I know you have been on the edge of your seats wondering why in the world a repl is better than a spreadsheet to calculate so much data?! In case you need a refresher, I analyzed my Amazon spending for 2021 using a Python repl and with just a few lines of code I could discern a variety of answers about my spending. Not only did I find out that I am spending way too much money on Amazon, but I also came to the conclusion of why a repl is better than a spreadsheet (read to the bottom to find out).
Just to recap, I used Pandas as the package manager to easily import a csv file and analyze the data on a myriad of data points. The last component to evaluate is spending over time by analyzing how much money was spent on a given day through a bar graph. The bar graph will show the amount spent and the corresponding order date. First, the order dates need to be converted (from my csv) into a format that Python can recognize. Once again, Pandas makes this easy.
First, write .pd.to_datetime()
and then add the column to be modified. In this case, 'order date.'
'Order Date' is now in a format compatible with Python. However, I noticed that the time stamp was also included. For this purpose, I do not want the timestamp. I need to convert ‘datetime’ to ‘date' using .dt.date
.
Next is writing the code that creates the bar graph with a simple df.plot.bar
and setting the x (horizontal) and y (vertical) coordinates. The ‘x’ is the date the order was placed and ‘y’ is the amount spent. I also want to ensure I have the rotation set to 90.
df.plot.bar(x='Order Date', y='Item Total', rot=90,)
However, the graph is very small and essentially illegible. This can be fixed by adding a figure size that will adjust the width and height of the graph with figsize()
. I started with 10 as the width and 20 as the height and then did some trial and error to determine figsize=(14,30)
was the best size for this data set.
The final step to add more organization is to group the orders that were purchased on the same day into one data point. Remember, the goal is to map how much money was spent each day. Once again, Pandas is perfect for this with the built-in function: df.groupby()
. I want to group all data from the ‘Order Date’ into a single column on the bar graph. To do this, I find the sum of the Item Total
for each Order Date
. For example, if I purchased three items on August 23, I can group all three item totals into a single value to display on the graph. I am grouping the data by ‘Order Date’ so I will write df.groupby('Order Date')
. Next, find the sum of the ‘Item Total’ by writing .sum()["Item Total"]
. Of course, add a variable. ‘Daily_Orders.df’ works fine.

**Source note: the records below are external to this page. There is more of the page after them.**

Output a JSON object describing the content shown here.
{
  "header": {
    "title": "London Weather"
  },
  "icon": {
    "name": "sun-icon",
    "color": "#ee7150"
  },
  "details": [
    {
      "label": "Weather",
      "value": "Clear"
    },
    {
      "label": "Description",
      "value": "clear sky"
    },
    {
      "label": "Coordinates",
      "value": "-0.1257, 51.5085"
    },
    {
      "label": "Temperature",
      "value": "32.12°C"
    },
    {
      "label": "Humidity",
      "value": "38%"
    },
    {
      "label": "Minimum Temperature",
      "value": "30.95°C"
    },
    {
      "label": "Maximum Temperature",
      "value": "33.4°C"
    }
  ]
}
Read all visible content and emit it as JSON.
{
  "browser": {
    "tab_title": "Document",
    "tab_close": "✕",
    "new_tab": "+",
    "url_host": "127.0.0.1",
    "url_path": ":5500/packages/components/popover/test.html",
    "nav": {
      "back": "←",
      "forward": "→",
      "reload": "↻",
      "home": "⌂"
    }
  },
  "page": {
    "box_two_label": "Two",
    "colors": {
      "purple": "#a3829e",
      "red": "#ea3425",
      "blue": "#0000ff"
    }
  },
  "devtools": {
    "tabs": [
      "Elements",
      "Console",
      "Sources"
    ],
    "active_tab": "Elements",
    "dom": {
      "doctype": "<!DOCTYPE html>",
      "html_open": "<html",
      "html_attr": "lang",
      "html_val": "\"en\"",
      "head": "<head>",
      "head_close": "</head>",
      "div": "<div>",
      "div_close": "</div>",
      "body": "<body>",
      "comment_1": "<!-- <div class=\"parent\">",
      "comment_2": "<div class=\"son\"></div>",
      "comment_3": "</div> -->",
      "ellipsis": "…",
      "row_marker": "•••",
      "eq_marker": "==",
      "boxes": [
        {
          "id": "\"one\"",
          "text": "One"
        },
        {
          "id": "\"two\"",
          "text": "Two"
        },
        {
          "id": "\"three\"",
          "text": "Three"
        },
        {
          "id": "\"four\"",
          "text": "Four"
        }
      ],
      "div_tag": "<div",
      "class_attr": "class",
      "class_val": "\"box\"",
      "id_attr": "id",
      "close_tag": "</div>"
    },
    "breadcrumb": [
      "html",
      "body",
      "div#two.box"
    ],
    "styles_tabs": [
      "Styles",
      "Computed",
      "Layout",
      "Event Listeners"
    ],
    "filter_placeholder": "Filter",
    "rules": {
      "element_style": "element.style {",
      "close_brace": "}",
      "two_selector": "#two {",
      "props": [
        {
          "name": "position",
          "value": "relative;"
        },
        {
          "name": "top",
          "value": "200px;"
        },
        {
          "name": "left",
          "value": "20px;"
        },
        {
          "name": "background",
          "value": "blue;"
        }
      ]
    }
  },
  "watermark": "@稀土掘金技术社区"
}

With the dates correctly reflected without the timestamp and the orders grouped by day, the graph can be re-created by changing df.plot.bar
to daily_orders.plot.bar
to depict a much cleaner graph that can be used for data interpretation.
Lessons Learned:
At the beginning of this project, I posed the question that most people are probably thinking. “That seems like too much work. Why not just use a spreadsheet?”
Here is why I think a repl is a better option for data analysis:
Coding is more powerful: Excel formulas can easily become overwhelming and convoluted. Most of the time, I am not sure what the formulas mean and am mindlessly typing numbers and symbols. With coding, I can see the patterns and easily decipher the data as “if/then” statements, instead of random formulas. I actually know what I am looking at and what the code is expected to do to the data set.
Coding is transferable: Now that I have created this project, I can use the code as a template for other data sets. And of course, the beauty of Replit allows me to fork this repl. I can easily upload a different .csv file and now this code can be transferred to the new data set. I could analyze my grocery spending or water bill with little changes to the code.
Coding is better for multiple data sets: There is no need to copy/paste and merge various spreadsheets into one or have multiple tabs and data sheets. Information can easily get misconstrued, omitted, or duplicated. Imagine the headache that comes with trying to merge multiple data sets into one graph?!
Coding is quicker. Obviously, the first time around takes longer, but now I can easily use this same process with other data.
Coding is more intuitive: There is way less opportunity for human error with a repl. If there is a syntax error (caused by my human error), I am alerted. If my code is written incorrectly, my repl will not run. Yes, you can also get error messages with formulas within a spreadsheet, but it is much more difficult to pinpoint where the error is and what is wrong.
Coding is way more fun: Have you had flashbacks to computer class in school where you had to merge data, use formulas, create graphs, etc. and it all seemed so confusing, dull, and pointless?! Replit takes away the confusion and with each new line of code you can easily track your progress. And isn't it much more fun to brag about lines of code you wrote instead of a boring spreadsheet.
What other projects would you like to see to help you develop coding superpowers?